Mom makes emotional plea to parents after daughter is stillborn

Days after giving birth to a stillborn baby, Natalie Morgan made a tough decision to share her story with the world.

"This is my plea," she wrote in a Facebook post which has since gone viral, addressing friends and readers with babies of their own. "There will be sleepless nights, multiple diaper changes in a matter of minutes, spit up in your hair.... Every time that happens, every time you feel frustrated and want to run away, please remember my story."

On September 11, at around 11:30 p.m., Morgan and her husband, Brian, who live in Orlando, Florida, said their final goodbyes to their beautiful newborn daughter, Eleanor Josephine.

The night before, Morgan said her daughter was "kicking away." When she woke up, the baby wasn't moving.

Morgan used a fetal Doppler to search for a heartbeat, but she couldn't find one.

"I knew. I just knew. I didn't want to know," Morgan wrote. "I wanted to be mistaken, but I knew."
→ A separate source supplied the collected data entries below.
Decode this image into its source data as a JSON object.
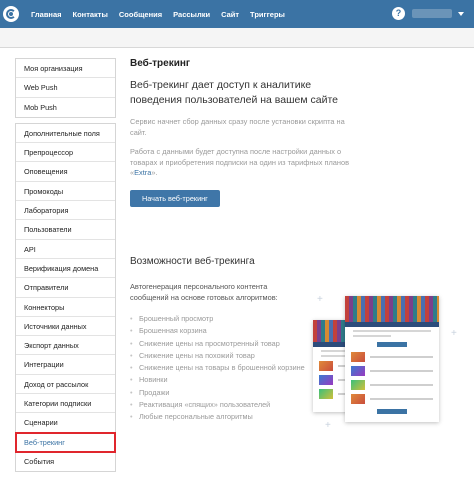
{
  "nav": {
    "items": [
      "Главная",
      "Контакты",
      "Сообщения",
      "Рассылки",
      "Сайт",
      "Триггеры"
    ],
    "help_label": "?"
  },
  "sidebar": {
    "group1": [
      "Моя организация",
      "Web Push",
      "Mob Push"
    ],
    "group2": [
      "Дополнительные поля",
      "Препроцессор",
      "Оповещения",
      "Промокоды",
      "Лаборатория",
      "Пользователи",
      "API",
      "Верификация домена",
      "Отправители",
      "Коннекторы",
      "Источники данных",
      "Экспорт данных",
      "Интеграции",
      "Доход от рассылок",
      "Категории подписки",
      "Сценарии",
      "Веб-трекинг",
      "События"
    ],
    "active": "Веб-трекинг"
  },
  "main": {
    "title": "Веб-трекинг",
    "lead": "Веб-трекинг дает доступ к аналитике поведения пользователей на вашем сайте",
    "p1": "Сервис начнет сбор данных сразу после установки скрипта на сайт.",
    "p2_prefix": "Работа с данными будет доступна после настройки данных о товарах и приобретения подписки на один из тарифных планов «",
    "p2_link": "Extra",
    "p2_suffix": "».",
    "cta": "Начать веб-трекинг",
    "features_title": "Возможности веб-трекинга",
    "features_lead": "Автогенерация персонального контента сообщений на основе готовых алгоритмов:",
    "features": [
      "Брошенный просмотр",
      "Брошенная корзина",
      "Снижение цены на просмотренный товар",
      "Снижение цены на похожий товар",
      "Снижение цены на товары в брошенной корзине",
      "Новинки",
      "Продажи",
      "Реактивация «спящих» пользователей",
      "Любые персональные алгоритмы"
    ]
  },
  "colors": {
    "brand": "#3b73a4",
    "active_outline": "#e0262d"
  }
}
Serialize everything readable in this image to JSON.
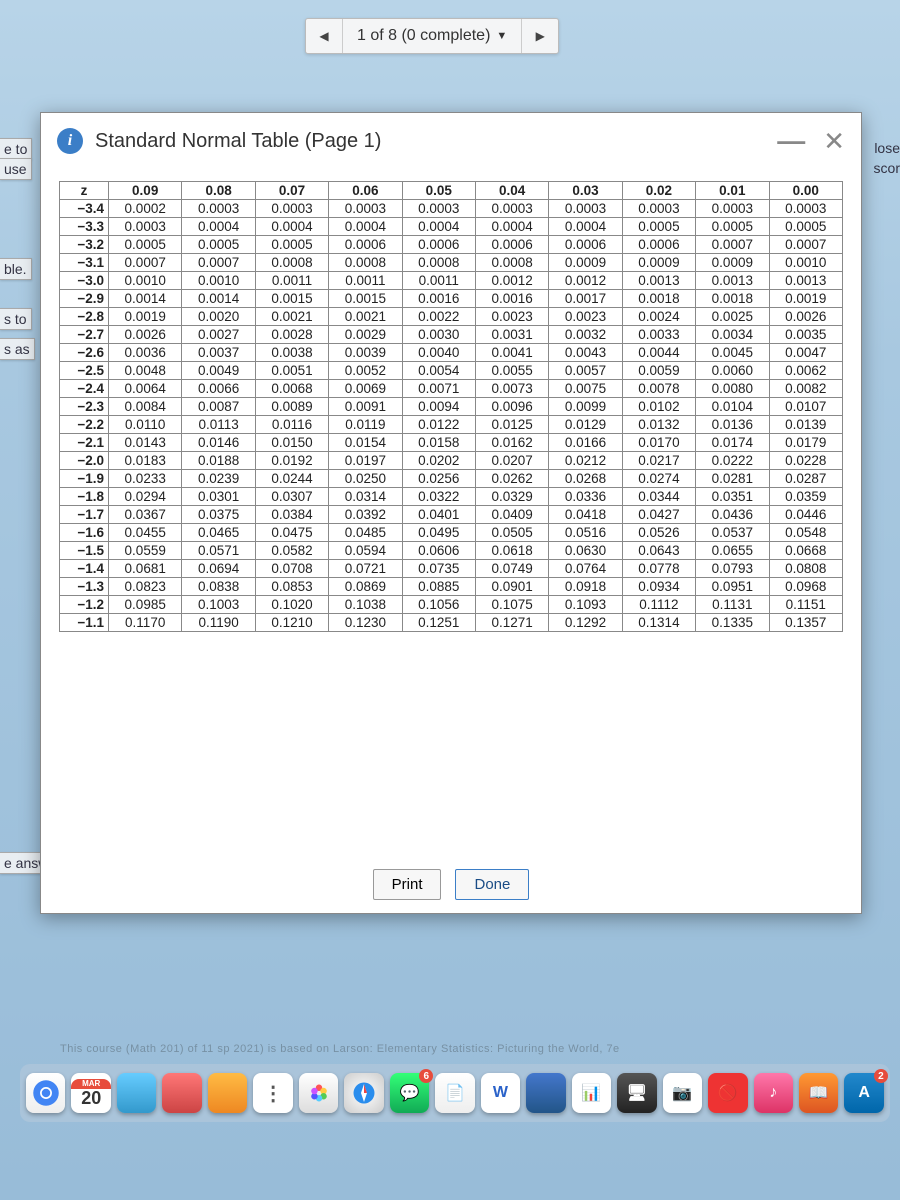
{
  "pager": {
    "label": "1 of 8 (0 complete)"
  },
  "left_fragments": {
    "a": "e to",
    "b": "use",
    "c": "ble.",
    "d": "s to",
    "e": "s as",
    "f": "e answe"
  },
  "right_fragments": {
    "a": "lose",
    "b": "scor"
  },
  "modal": {
    "title": "Standard Normal Table (Page 1)",
    "print": "Print",
    "done": "Done"
  },
  "chart_data": {
    "type": "table",
    "title": "Standard Normal Table (Page 1)",
    "columns": [
      "z",
      "0.09",
      "0.08",
      "0.07",
      "0.06",
      "0.05",
      "0.04",
      "0.03",
      "0.02",
      "0.01",
      "0.00"
    ],
    "rows": [
      [
        "−3.4",
        "0.0002",
        "0.0003",
        "0.0003",
        "0.0003",
        "0.0003",
        "0.0003",
        "0.0003",
        "0.0003",
        "0.0003",
        "0.0003"
      ],
      [
        "−3.3",
        "0.0003",
        "0.0004",
        "0.0004",
        "0.0004",
        "0.0004",
        "0.0004",
        "0.0004",
        "0.0005",
        "0.0005",
        "0.0005"
      ],
      [
        "−3.2",
        "0.0005",
        "0.0005",
        "0.0005",
        "0.0006",
        "0.0006",
        "0.0006",
        "0.0006",
        "0.0006",
        "0.0007",
        "0.0007"
      ],
      [
        "−3.1",
        "0.0007",
        "0.0007",
        "0.0008",
        "0.0008",
        "0.0008",
        "0.0008",
        "0.0009",
        "0.0009",
        "0.0009",
        "0.0010"
      ],
      [
        "−3.0",
        "0.0010",
        "0.0010",
        "0.0011",
        "0.0011",
        "0.0011",
        "0.0012",
        "0.0012",
        "0.0013",
        "0.0013",
        "0.0013"
      ],
      [
        "−2.9",
        "0.0014",
        "0.0014",
        "0.0015",
        "0.0015",
        "0.0016",
        "0.0016",
        "0.0017",
        "0.0018",
        "0.0018",
        "0.0019"
      ],
      [
        "−2.8",
        "0.0019",
        "0.0020",
        "0.0021",
        "0.0021",
        "0.0022",
        "0.0023",
        "0.0023",
        "0.0024",
        "0.0025",
        "0.0026"
      ],
      [
        "−2.7",
        "0.0026",
        "0.0027",
        "0.0028",
        "0.0029",
        "0.0030",
        "0.0031",
        "0.0032",
        "0.0033",
        "0.0034",
        "0.0035"
      ],
      [
        "−2.6",
        "0.0036",
        "0.0037",
        "0.0038",
        "0.0039",
        "0.0040",
        "0.0041",
        "0.0043",
        "0.0044",
        "0.0045",
        "0.0047"
      ],
      [
        "−2.5",
        "0.0048",
        "0.0049",
        "0.0051",
        "0.0052",
        "0.0054",
        "0.0055",
        "0.0057",
        "0.0059",
        "0.0060",
        "0.0062"
      ],
      [
        "−2.4",
        "0.0064",
        "0.0066",
        "0.0068",
        "0.0069",
        "0.0071",
        "0.0073",
        "0.0075",
        "0.0078",
        "0.0080",
        "0.0082"
      ],
      [
        "−2.3",
        "0.0084",
        "0.0087",
        "0.0089",
        "0.0091",
        "0.0094",
        "0.0096",
        "0.0099",
        "0.0102",
        "0.0104",
        "0.0107"
      ],
      [
        "−2.2",
        "0.0110",
        "0.0113",
        "0.0116",
        "0.0119",
        "0.0122",
        "0.0125",
        "0.0129",
        "0.0132",
        "0.0136",
        "0.0139"
      ],
      [
        "−2.1",
        "0.0143",
        "0.0146",
        "0.0150",
        "0.0154",
        "0.0158",
        "0.0162",
        "0.0166",
        "0.0170",
        "0.0174",
        "0.0179"
      ],
      [
        "−2.0",
        "0.0183",
        "0.0188",
        "0.0192",
        "0.0197",
        "0.0202",
        "0.0207",
        "0.0212",
        "0.0217",
        "0.0222",
        "0.0228"
      ],
      [
        "−1.9",
        "0.0233",
        "0.0239",
        "0.0244",
        "0.0250",
        "0.0256",
        "0.0262",
        "0.0268",
        "0.0274",
        "0.0281",
        "0.0287"
      ],
      [
        "−1.8",
        "0.0294",
        "0.0301",
        "0.0307",
        "0.0314",
        "0.0322",
        "0.0329",
        "0.0336",
        "0.0344",
        "0.0351",
        "0.0359"
      ],
      [
        "−1.7",
        "0.0367",
        "0.0375",
        "0.0384",
        "0.0392",
        "0.0401",
        "0.0409",
        "0.0418",
        "0.0427",
        "0.0436",
        "0.0446"
      ],
      [
        "−1.6",
        "0.0455",
        "0.0465",
        "0.0475",
        "0.0485",
        "0.0495",
        "0.0505",
        "0.0516",
        "0.0526",
        "0.0537",
        "0.0548"
      ],
      [
        "−1.5",
        "0.0559",
        "0.0571",
        "0.0582",
        "0.0594",
        "0.0606",
        "0.0618",
        "0.0630",
        "0.0643",
        "0.0655",
        "0.0668"
      ],
      [
        "−1.4",
        "0.0681",
        "0.0694",
        "0.0708",
        "0.0721",
        "0.0735",
        "0.0749",
        "0.0764",
        "0.0778",
        "0.0793",
        "0.0808"
      ],
      [
        "−1.3",
        "0.0823",
        "0.0838",
        "0.0853",
        "0.0869",
        "0.0885",
        "0.0901",
        "0.0918",
        "0.0934",
        "0.0951",
        "0.0968"
      ],
      [
        "−1.2",
        "0.0985",
        "0.1003",
        "0.1020",
        "0.1038",
        "0.1056",
        "0.1075",
        "0.1093",
        "0.1112",
        "0.1131",
        "0.1151"
      ],
      [
        "−1.1",
        "0.1170",
        "0.1190",
        "0.1210",
        "0.1230",
        "0.1251",
        "0.1271",
        "0.1292",
        "0.1314",
        "0.1335",
        "0.1357"
      ]
    ]
  },
  "calendar": {
    "month": "MAR",
    "day": "20"
  },
  "dock_letters": [
    "W"
  ]
}
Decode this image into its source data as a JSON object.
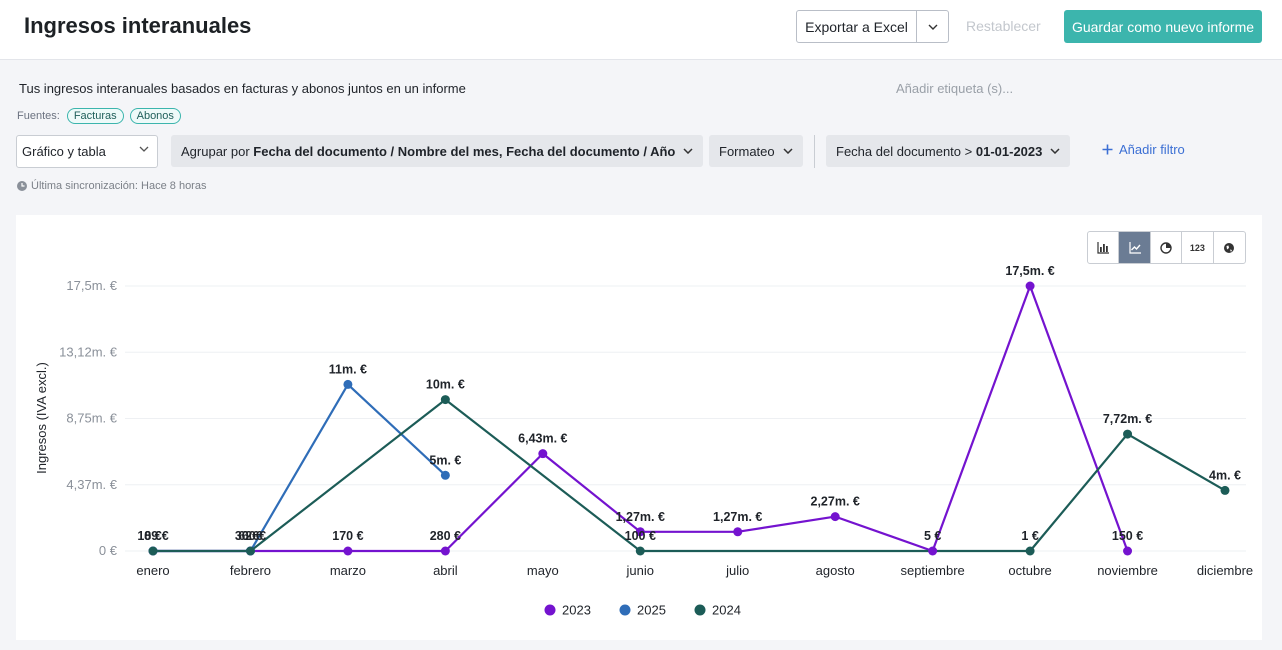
{
  "header": {
    "title": "Ingresos interanuales",
    "export_label": "Exportar a Excel",
    "reset_label": "Restablecer",
    "save_label": "Guardar como nuevo informe"
  },
  "report": {
    "description": "Tus ingresos interanuales basados en facturas y abonos juntos en un informe",
    "tag_placeholder": "Añadir etiqueta (s)...",
    "sources_label": "Fuentes:",
    "sources": [
      "Facturas",
      "Abonos"
    ]
  },
  "toolbar": {
    "view_select": "Gráfico y tabla",
    "group_prefix": "Agrupar por ",
    "group_value": "Fecha del documento / Nombre del mes, Fecha del documento / Año",
    "format_label": "Formateo",
    "filter_prefix": "Fecha del documento > ",
    "filter_value": "01-01-2023",
    "add_filter_label": "Añadir filtro"
  },
  "sync_text": "Última sincronización: Hace 8 horas",
  "view_toggles": [
    {
      "icon": "bar-chart-icon",
      "active": false
    },
    {
      "icon": "line-chart-icon",
      "active": true
    },
    {
      "icon": "pie-chart-icon",
      "active": false
    },
    {
      "icon": "number-icon",
      "label": "123",
      "active": false
    },
    {
      "icon": "map-icon",
      "active": false
    }
  ],
  "chart_data": {
    "type": "line",
    "ylabel": "Ingresos (IVA excl.)",
    "ylim": [
      0,
      17500000
    ],
    "yticks": [
      {
        "v": 0,
        "label": "0 €"
      },
      {
        "v": 4375000,
        "label": "4,37m. €"
      },
      {
        "v": 8750000,
        "label": "8,75m. €"
      },
      {
        "v": 13125000,
        "label": "13,12m. €"
      },
      {
        "v": 17500000,
        "label": "17,5m. €"
      }
    ],
    "categories": [
      "enero",
      "febrero",
      "marzo",
      "abril",
      "mayo",
      "junio",
      "julio",
      "agosto",
      "septiembre",
      "octubre",
      "noviembre",
      "diciembre"
    ],
    "grid": true,
    "legend_position": "bottom",
    "series": [
      {
        "name": "2023",
        "color": "#7413cf",
        "values": [
          189,
          62,
          170,
          280,
          6430000,
          1270000,
          1270000,
          2270000,
          5,
          17500000,
          150,
          null
        ],
        "labels": [
          "189 €",
          "62 €",
          "170 €",
          "280 €",
          "6,43m. €",
          "1,27m. €",
          "1,27m. €",
          "2,27m. €",
          "5 €",
          "17,5m. €",
          "150 €",
          null
        ]
      },
      {
        "name": "2025",
        "color": "#2f6db8",
        "values": [
          0,
          0,
          11000000,
          5000000,
          null,
          null,
          null,
          null,
          null,
          null,
          null,
          null
        ],
        "labels": [
          "0 €",
          "0 €",
          "11m. €",
          "5m. €",
          null,
          null,
          null,
          null,
          null,
          null,
          null,
          null
        ]
      },
      {
        "name": "2024",
        "color": "#1c5c57",
        "values": [
          0,
          360,
          null,
          10000000,
          null,
          100,
          null,
          null,
          null,
          1,
          7720000,
          4000000
        ],
        "labels": [
          "0 €",
          "360 €",
          null,
          "10m. €",
          null,
          "100 €",
          null,
          null,
          null,
          "1 €",
          "7,72m. €",
          "4m. €"
        ]
      }
    ]
  }
}
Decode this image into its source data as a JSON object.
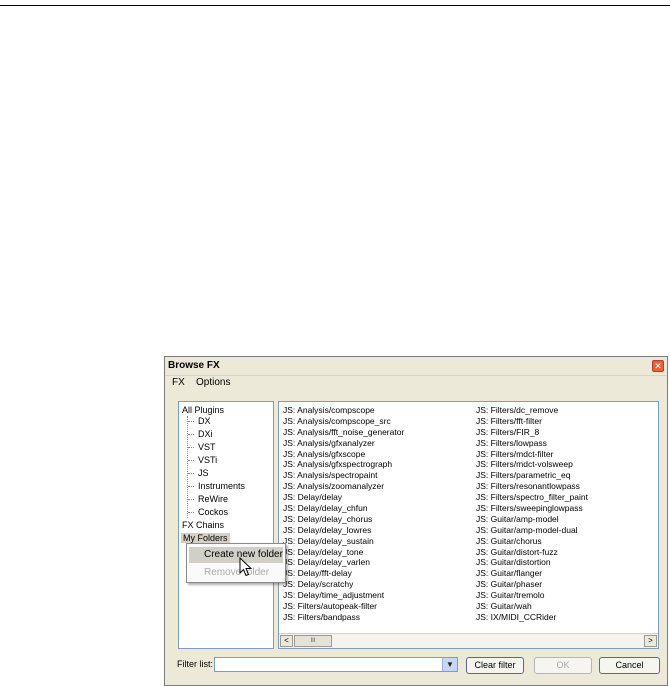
{
  "window": {
    "title": "Browse FX",
    "close_glyph": "✕"
  },
  "menu": {
    "fx": "FX",
    "options": "Options"
  },
  "tree": {
    "all_plugins": "All Plugins",
    "children": [
      "DX",
      "DXi",
      "VST",
      "VSTi",
      "JS",
      "Instruments",
      "ReWire",
      "Cockos"
    ],
    "fx_chains": "FX Chains",
    "my_folders": "My Folders"
  },
  "context_menu": {
    "create_new_folder": "Create new folder",
    "remove_folder": "Remove folder"
  },
  "fx_list": {
    "column_a": [
      "JS: Analysis/compscope",
      "JS: Analysis/compscope_src",
      "JS: Analysis/fft_noise_generator",
      "JS: Analysis/gfxanalyzer",
      "JS: Analysis/gfxscope",
      "JS: Analysis/gfxspectrograph",
      "JS: Analysis/spectropaint",
      "JS: Analysis/zoomanalyzer",
      "JS: Delay/delay",
      "JS: Delay/delay_chfun",
      "JS: Delay/delay_chorus",
      "JS: Delay/delay_lowres",
      "JS: Delay/delay_sustain",
      "JS: Delay/delay_tone",
      "JS: Delay/delay_varlen",
      "JS: Delay/fft-delay",
      "JS: Delay/scratchy",
      "JS: Delay/time_adjustment",
      "JS: Filters/autopeak-filter",
      "JS: Filters/bandpass"
    ],
    "column_b": [
      "JS: Filters/dc_remove",
      "JS: Filters/fft-filter",
      "JS: Filters/FIR_8",
      "JS: Filters/lowpass",
      "JS: Filters/mdct-filter",
      "JS: Filters/mdct-volsweep",
      "JS: Filters/parametric_eq",
      "JS: Filters/resonantlowpass",
      "JS: Filters/spectro_filter_paint",
      "JS: Filters/sweepinglowpass",
      "JS: Guitar/amp-model",
      "JS: Guitar/amp-model-dual",
      "JS: Guitar/chorus",
      "JS: Guitar/distort-fuzz",
      "JS: Guitar/distortion",
      "JS: Guitar/flanger",
      "JS: Guitar/phaser",
      "JS: Guitar/tremolo",
      "JS: Guitar/wah",
      "JS: IX/MIDI_CCRider"
    ]
  },
  "scrollbar": {
    "left_arrow": "<",
    "right_arrow": ">",
    "thumb_grip": "III"
  },
  "filter": {
    "label": "Filter list:",
    "value": "",
    "dropdown_glyph": "▼"
  },
  "buttons": {
    "clear_filter": "Clear filter",
    "ok": "OK",
    "cancel": "Cancel"
  },
  "colors": {
    "window_bg": "#ece9d8",
    "close_button": "#e8603c",
    "panel_border": "#7f9db9",
    "menu_highlight": "#d0cfc8"
  }
}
At a hospital, Morgan lay down as nurses used an ultrasound to search for signs of life.

Shortly after exchanging nervous glances, the doctor turned to Morgan and her husband: "'I'm sorry...there's nothing there," Morgan recalled.

Natalie Morgan kisses her daughter, Eleanor Josephine, on Sept. 11, 2015. Now I Lay Me Down to Sleep/Michelle Ugalde

Hours later, Morgan was induced. She had unbearable contractions, underwent hours of painful labor and finally, she delivered her daughter.

"She was placed on my chest - gorgeous, but lifeless," Morgan described in her post. "There was no reason to expect that first little cry from her. Instead, it was me who sobbed."

Hundreds of photos were taken over the course of the next six hours the family spent together. A photographer from Now I Lay Me Down to Sleep, a nonprofit organization that provides families of babies who are stillborn or are at risk of dying as newborns with free professional portraits with their baby, stopped by to take some.

CEO of Now I Lay Me Down to Sleep, Gina Harris, told CBS News the photographs help the healing process.

Having lost two baby boys at birth, Harris speaks from experience. Her children, David and Ethan, were born less than a year apart.

Now Harris can look back on photos of her son, David -- unfortunately, she doesn't have photos of Ethan -- and see him how he was.

"When you lose a baby, that time in a hospital goes by so very quickly," Harris explained. "It would have been difficult for us to remember exactly what he looks like."

Like Harris, Morgan cherishes the photos.

"They are not gruesome, they are not offensive, they are not graphic, nor are they violent," she said in a follow-up post on Facebook. "They are real life, in all its beauty and agony."

When babies are stillborn, parents don't get a birth certificate; we get a death certificate, Harris said.

"There isn't a proof of existence -- having a photo shows they were real," she continued.

Harris thanked Morgan for her bravery in sharing her story and photos and encourages others to do the same.

"You don't hear about it until it happens to you," Harris said. "It's a tough subject, babies aren't supposed to die, but it's something people are finally talking about."

At the conclusion of her viral plea to parents, Morgan asked that people remember her sweet Eleanor Josephine:

"All I ask of you is when you have your dark moments with your baby - when you're at your wits' end and feel like you can't go on anymore when you're only getting an hour or two of sleep a night - instead of begging your child to go to sleep and being swallowed up in your frustration and exhaustion, find the tiniest bit of strength within you to keep going, and say a prayer of gratitude for your child, as difficult as it may be in that moment," Morgan wrote.